Dovre Group sells its Project Personnel and Norwegian consulting businesses to NYAB AB
According to a conditional agreement signed on November 20, 2024, Dovre Group Plc (Dovre) sells its entire Project Personnel (PP) business and Norwegian Consulting business to Swedish NYAB AB for an estimated 34 MEUR in cash consideration. Closing of the transaction is expected to take place on or around 2 January 2025.
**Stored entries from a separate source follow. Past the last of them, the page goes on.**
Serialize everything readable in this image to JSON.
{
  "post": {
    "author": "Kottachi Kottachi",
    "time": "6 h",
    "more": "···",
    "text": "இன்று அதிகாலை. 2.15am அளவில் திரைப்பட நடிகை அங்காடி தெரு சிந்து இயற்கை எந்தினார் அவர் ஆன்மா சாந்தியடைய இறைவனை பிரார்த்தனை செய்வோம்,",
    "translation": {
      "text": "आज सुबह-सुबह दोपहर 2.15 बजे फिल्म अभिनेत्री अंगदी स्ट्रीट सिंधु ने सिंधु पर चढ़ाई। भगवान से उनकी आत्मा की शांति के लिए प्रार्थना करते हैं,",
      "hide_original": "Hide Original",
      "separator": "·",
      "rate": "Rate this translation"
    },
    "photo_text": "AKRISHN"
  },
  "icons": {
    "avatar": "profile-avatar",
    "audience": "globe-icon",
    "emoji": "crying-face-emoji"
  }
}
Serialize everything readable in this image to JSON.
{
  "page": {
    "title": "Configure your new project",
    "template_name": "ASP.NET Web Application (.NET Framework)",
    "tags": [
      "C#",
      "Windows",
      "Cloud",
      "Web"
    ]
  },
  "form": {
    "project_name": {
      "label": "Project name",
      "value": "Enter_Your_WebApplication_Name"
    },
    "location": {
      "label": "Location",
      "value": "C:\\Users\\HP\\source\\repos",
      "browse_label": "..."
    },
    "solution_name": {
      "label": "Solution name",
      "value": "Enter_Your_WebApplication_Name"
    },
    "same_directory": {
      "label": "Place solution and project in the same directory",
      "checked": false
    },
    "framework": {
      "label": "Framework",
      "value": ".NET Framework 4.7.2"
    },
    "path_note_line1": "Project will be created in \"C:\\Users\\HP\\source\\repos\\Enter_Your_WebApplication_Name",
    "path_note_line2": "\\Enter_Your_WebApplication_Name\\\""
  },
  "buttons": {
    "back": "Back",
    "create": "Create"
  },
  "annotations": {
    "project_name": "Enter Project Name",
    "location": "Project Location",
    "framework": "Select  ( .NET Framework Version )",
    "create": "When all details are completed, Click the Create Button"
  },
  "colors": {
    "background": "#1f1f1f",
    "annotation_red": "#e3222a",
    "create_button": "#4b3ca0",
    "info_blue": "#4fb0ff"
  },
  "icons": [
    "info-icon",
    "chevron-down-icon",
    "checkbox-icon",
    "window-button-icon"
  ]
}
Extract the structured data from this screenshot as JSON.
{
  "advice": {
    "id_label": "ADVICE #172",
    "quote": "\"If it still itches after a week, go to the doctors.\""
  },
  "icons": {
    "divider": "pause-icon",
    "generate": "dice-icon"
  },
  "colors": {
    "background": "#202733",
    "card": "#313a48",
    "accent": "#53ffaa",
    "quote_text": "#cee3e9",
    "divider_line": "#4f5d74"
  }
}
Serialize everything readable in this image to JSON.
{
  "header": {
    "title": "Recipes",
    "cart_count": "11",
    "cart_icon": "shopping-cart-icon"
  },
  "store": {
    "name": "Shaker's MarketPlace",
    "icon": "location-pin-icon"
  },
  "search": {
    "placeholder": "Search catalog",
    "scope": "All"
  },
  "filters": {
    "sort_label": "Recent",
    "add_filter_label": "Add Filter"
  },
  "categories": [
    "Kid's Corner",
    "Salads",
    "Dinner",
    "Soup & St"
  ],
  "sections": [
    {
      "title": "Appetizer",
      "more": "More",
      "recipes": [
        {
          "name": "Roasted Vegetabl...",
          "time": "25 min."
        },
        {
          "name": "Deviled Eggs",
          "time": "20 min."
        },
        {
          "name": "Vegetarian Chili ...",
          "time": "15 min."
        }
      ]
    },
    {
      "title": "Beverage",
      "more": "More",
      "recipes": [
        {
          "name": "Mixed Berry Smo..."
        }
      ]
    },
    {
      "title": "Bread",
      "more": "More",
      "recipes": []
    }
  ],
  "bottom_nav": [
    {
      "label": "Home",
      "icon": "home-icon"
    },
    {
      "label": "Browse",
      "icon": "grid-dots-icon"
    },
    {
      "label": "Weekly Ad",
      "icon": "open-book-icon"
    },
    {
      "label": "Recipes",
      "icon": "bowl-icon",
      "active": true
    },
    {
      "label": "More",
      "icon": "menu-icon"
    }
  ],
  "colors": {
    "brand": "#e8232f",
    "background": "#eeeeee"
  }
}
The sold entities in the Project Personnel business will consist of all entities comprising Dovre’s Project Personnel business globally, that is Dovre Group Energy AS (Norway), Dovre Canada Ltd, Dovre Group Inc. (USA), Dovre Group (Singapore) Pte Ltd, Dovre Asia Pte Ltd (Singapore) and Dovre Group Korea Ltd. Also, Dovre Group’s Project Personnel in the EMEA region including PP consultants in Finland will be transferred. Dovre Group Consulting AS (Norway) is also included in the transaction.
Key figures of the sold businesses
Interim report Jan 01 – Sept 30 2024 (unaudited), MEUR
Net sales
The sold businesses: 84.1
Whole Group: 156.4
EBIT
The sold businesses: 3.1
Whole Group: -0.7
The entities included in the transaction employed 604 people at the end of Q3 2024.
Purchase Price
The total consideration is estimated to be approximately 34 MEUR. This is based on a preliminary enterprise value determined as the estimated FY2024 EBIT of the sold businesses (4.3 MEUR) multiplied by 7 plus compensation for estimated net cash and adjustment for the estimated working capital position as of 31 December 2024. Of the preliminary purchase price payable on closing, Dovre Group will receive 80% in cash, while 20% will be deposited to an escrow account as security for the buyer’s benefit to satisfy any potential repayment obligation of Dovre Group in respect of the final purchase price. The final purchase price will be determined after closing based on actual adjusted EBIT for the financial year 2024 and actual net cash and net working capital positions as of 31 December 2024.
Effects of the contemplated transaction on Dovre Group’s business
The entities included in the transaction have constituted over 50% of Dovre’s turnover. As a result of the transaction, the group’s operative cashflow can be expected to be considerably lower during the financial year 2025. The retained operations consist mainly of large renewable energy projects, which by nature will increase the fluctuation in Dovre’s revenues and cash flows.
“NYAB is the perfect buyer for our Consulting and Project Personnel Businesses. It is both an excellent strategic, cultural and geographical match and will ensure future growth and profitability for the entities as part of NYAB. At the same time the transaction supports Dovre Group in our strategic endeavors streamlining our business around Green Energy“, says Svein Stavelin, Chairman of the Board of Directors of Dovre Group.
Dovre revises its guidance for 2024. To deconsolidate the sold businesses, the revised outlook comprises the retained business only. According to the outlook issued on November 20, 2024, Dovre Group’s net sales in 2024 were expected to be in the range of 210 to 220 MEUR and the operating profit (EBIT) was expected to be between -1,5 and -2,0 MEUR, comprising both the sold and retained business. According to the revised outlook for the retained business, Dovre Group’s net sales in 2024 are expected to be in the range of 88-93 MEUR and the operating profit (EBIT) is expected to be between -5 and -6 MEUR. The transaction does not impact the group’s financials in 2024 but will be fully booked in 2025.
The Board of Directors of Dovre support the transaction, since it allows the company to reposition itself in the marketplace strategically including new business focus and monetary assets to implement it. Dovre will initiate its strategy work for the future direction of the company without delay after completion date. The specific uses of the proceeds will be determined upon finalization of the strategy of the company and may include investments and/or payment of dividend to shareholders.
The estimated transaction costs amount to EUR 400,000 in total.
Timing and completion conditions of the contemplated transaction
The completion of the transaction is planned to take place on or around January 2, 2025, and is subject to the approval and authorization by the Extraordinary General Meeting of Dovre Group Plc on a date to be announced with an invitation as a separate stock exchange release. In addition, the completion of the transaction is subject to other customary closing conditions.
Dovre’s Advisors
Dovre’s financial advisor in connection with the transaction was Aalto Capital Norway. The lead legal counsel for Dovre was Waselius Attorneys Ltd in Finland, with Advokatfirmaet Simonsen Vogt Wiig AS acting as legal counsel concerning local Norwegian matters. Dovre’s Chairman of the Board of Directors, Svein Stavelin, is Managing Partner at Aalto Capital Norway.